Be on you like white on rice.
jjirons69
06-14-2013, 06:22 AM
Heard and said more last night:
Nutty as a fruit cake.
Dry as a popcorn fart.
She's got snakes in her head.
Cool as a cucumber.
Dead as a doornail.
Dead as Abraham Lincoln.
AdamJoshua
06-14-2013, 10:48 PM
Hotter than the handle on the gates of Hell.
AdamJoshua
06-15-2013, 10:50 AM
Down in the dumps.
jjirons69
06-17-2013, 10:24 AM
Thick as the hair on a hog's back.
Manners of a hyena.
Cute as a button.
Ray Charles could see that.
If it was a snake it would have bitten you.
ColdCuts
06-17-2013, 11:42 AM
I use this one all the time. Don't know where I picked it up...
Come hell or high water.
Steve
06-17-2013, 11:58 AM
Slicker than snot on a door knob
Moose6026
06-17-2013, 12:55 PM
Nervous as a long tailed cat in a room full of rocking chairs.
Colder than a witche's t*t in a brass bra.
It's raining like a cow p*ssing on a flat rock.
Hotter than a whore on dollar night.
Worthless as a poop flavored lollipop.
Dumber than a stump.
Nuttier than squirrel turds.
To list a few. I love this thread
TXRebel
06-17-2013, 03:21 PM
More confused than a newborn in a topless bar.
$h!t or get off the pot.
You have to be 10% smarter than what you are working on.
jjirons69
07-01-2013, 09:16 AM
Want in one hand and chit in the other and see which one fills up first.
Steve
07-01-2013, 09:37 AM
Want in one hand and chit in the other and see which one fills up first.
Was (and is) one of my dad's favorites!
My first sargent walked past me and a buddy of mine coming into the chow hall and said
"It'd take a full house to beat THIS pair." I always thought that was the best freaking line.
The military seems to be the birthplace of the wildest ones.
kansashat
07-01-2013, 11:40 AM
Dense as pound cake.
Like fighting the Chinese army.
Hard as pushing chickens in a ditch.
Like a monkey peeing off a cliff...little bit go a long way.
Lower than whale $hit.
Went to $hit & the pigs ate ya.
Fell to the bottom of the pond & the catfish/carp ate ya.
Beat you like corndog batter/pancake batter/a rug.
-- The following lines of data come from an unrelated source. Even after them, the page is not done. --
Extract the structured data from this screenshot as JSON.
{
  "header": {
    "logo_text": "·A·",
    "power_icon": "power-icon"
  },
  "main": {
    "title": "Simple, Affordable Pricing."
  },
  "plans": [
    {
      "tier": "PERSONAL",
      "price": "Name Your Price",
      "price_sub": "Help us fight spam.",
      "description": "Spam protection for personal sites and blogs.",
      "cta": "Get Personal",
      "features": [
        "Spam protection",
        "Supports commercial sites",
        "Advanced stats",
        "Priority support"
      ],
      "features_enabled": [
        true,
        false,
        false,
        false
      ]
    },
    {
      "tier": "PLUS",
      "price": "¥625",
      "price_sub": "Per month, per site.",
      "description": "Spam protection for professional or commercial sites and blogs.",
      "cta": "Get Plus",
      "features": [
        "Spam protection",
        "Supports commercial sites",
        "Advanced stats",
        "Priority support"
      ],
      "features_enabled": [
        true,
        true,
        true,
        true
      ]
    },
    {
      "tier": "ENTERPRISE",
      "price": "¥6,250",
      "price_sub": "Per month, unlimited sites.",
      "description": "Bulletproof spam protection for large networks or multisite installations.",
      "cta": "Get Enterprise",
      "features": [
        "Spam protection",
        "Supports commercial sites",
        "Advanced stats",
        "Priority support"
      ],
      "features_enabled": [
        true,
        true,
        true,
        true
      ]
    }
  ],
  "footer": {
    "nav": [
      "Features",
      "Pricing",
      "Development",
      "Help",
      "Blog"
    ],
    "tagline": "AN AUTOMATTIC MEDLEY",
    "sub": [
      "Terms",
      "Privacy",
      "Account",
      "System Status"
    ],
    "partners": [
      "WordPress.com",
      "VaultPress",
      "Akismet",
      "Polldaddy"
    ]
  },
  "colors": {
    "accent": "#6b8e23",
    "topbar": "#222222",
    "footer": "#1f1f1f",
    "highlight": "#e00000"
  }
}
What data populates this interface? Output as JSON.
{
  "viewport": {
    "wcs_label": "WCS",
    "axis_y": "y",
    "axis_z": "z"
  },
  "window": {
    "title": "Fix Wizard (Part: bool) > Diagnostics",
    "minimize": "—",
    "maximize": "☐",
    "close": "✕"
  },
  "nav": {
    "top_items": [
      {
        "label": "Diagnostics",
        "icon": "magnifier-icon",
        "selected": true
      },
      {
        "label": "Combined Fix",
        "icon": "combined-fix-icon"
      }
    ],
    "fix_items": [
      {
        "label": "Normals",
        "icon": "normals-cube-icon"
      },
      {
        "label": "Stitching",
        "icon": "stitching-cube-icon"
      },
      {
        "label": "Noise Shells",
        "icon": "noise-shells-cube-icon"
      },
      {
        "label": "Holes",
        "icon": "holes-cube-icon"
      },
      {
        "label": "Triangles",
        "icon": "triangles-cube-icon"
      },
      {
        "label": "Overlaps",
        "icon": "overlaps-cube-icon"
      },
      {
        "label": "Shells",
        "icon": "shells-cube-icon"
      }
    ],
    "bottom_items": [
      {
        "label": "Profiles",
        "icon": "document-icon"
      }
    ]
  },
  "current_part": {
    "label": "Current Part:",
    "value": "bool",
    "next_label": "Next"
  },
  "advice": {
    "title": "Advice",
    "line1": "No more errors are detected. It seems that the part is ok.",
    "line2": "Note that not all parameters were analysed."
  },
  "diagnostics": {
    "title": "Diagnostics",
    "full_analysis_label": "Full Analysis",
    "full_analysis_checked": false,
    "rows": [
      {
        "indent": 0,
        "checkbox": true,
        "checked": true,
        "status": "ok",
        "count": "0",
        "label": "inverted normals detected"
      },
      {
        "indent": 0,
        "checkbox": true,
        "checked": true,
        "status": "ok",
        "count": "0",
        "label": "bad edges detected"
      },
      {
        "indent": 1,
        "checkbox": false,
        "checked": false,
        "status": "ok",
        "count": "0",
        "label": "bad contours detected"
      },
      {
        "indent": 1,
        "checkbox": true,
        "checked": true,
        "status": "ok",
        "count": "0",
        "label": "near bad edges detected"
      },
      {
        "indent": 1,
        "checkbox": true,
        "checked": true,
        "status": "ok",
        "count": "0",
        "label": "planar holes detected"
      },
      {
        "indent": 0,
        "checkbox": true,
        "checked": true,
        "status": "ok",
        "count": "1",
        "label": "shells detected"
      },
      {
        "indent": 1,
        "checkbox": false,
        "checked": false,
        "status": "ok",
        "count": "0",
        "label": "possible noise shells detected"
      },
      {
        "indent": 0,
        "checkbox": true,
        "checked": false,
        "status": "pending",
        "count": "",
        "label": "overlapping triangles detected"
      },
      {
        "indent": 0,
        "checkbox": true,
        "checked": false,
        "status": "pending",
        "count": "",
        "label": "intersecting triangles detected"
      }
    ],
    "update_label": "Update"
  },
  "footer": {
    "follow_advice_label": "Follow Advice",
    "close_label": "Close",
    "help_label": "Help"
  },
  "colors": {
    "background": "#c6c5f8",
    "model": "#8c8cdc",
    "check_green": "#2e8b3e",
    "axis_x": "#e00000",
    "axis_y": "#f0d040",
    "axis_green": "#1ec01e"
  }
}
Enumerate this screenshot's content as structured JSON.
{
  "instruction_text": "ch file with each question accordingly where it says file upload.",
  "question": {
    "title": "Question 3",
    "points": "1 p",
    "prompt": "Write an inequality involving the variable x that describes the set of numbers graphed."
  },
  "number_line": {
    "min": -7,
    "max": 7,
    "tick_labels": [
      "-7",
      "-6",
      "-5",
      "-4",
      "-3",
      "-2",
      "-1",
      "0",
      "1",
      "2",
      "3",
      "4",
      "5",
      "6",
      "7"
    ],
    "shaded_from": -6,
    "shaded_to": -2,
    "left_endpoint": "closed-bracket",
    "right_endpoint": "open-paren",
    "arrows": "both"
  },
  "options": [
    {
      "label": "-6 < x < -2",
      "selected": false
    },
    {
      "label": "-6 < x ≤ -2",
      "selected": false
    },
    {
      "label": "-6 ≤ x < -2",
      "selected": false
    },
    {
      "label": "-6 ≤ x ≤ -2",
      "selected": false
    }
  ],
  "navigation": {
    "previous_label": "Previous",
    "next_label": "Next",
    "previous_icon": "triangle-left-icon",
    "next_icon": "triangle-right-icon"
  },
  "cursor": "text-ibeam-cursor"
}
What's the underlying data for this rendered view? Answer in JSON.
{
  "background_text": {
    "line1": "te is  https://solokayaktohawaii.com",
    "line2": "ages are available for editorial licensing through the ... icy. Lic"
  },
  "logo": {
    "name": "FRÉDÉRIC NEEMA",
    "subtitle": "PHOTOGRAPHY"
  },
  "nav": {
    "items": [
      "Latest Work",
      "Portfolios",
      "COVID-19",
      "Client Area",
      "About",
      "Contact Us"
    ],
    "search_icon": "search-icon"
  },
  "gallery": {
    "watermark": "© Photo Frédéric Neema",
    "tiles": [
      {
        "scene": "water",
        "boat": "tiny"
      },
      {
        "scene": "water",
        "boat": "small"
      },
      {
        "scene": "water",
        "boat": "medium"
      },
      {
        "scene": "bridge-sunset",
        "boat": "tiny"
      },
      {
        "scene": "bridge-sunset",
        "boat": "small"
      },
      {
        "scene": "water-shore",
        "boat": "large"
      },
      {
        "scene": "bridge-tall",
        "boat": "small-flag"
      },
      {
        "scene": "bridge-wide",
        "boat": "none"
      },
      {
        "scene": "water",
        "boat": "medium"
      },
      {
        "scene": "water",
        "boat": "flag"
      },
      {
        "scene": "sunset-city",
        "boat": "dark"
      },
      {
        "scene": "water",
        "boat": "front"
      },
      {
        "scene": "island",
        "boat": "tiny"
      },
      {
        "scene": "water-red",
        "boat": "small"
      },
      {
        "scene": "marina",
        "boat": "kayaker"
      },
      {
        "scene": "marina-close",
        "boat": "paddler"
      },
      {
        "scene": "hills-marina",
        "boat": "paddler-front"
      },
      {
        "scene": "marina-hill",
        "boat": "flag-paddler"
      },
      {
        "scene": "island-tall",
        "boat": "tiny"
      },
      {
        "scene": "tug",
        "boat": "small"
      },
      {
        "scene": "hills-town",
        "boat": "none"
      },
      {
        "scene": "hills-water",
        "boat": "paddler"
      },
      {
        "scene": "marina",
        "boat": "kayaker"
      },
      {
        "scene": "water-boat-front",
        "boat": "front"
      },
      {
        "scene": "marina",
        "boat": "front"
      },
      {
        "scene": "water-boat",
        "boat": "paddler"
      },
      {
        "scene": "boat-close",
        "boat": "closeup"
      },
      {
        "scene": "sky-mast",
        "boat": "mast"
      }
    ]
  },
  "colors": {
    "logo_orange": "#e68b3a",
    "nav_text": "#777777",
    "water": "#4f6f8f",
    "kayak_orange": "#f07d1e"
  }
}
Beat you til you smell like onions.
Dave128
07-01-2013, 12:06 PM
Sorry if these are repeats, I didn't read the entire thread:
You look like a bag of smashed a$$holes.
More frustrated than a moth in a light factory.
I got this one so many times from my Mother..."You'd better straighten up and fly right"
And my grandmother, never to be outdone, "There's two kinds of Smart: Smart and Smart Alec".
I was the second one every time that would be forced out of her mouth.
jjirons69
08-28-2013, 06:32 AM
Nervous as a cat in a room full of rockers.
http://www.youtube.com/watch?v=bx1Jz3IJCo8
jjirons69
01-23-2014, 06:43 AM
Got some appropriate ones:
Colder than a witches caress.
Colder than a landlords heart.
Colder than a room full of ex-wives.
Colder enough to freeze the nuts off the Guy Lombardi bridge.
Cold as a mother-in-law's kiss.
Colder than a welldigger's ass.
CoffeeWaterBeer
01-23-2014, 10:06 AM
Old kitchen manager in a restaurant I used to work at used to say:
"Boy, you look like a 3 legged cat trying to bury turds on a frozen pond."
shark
01-23-2014, 06:36 PM
You better check yourself before you wreck yourself.
Standing out like a turd in the punch bowl.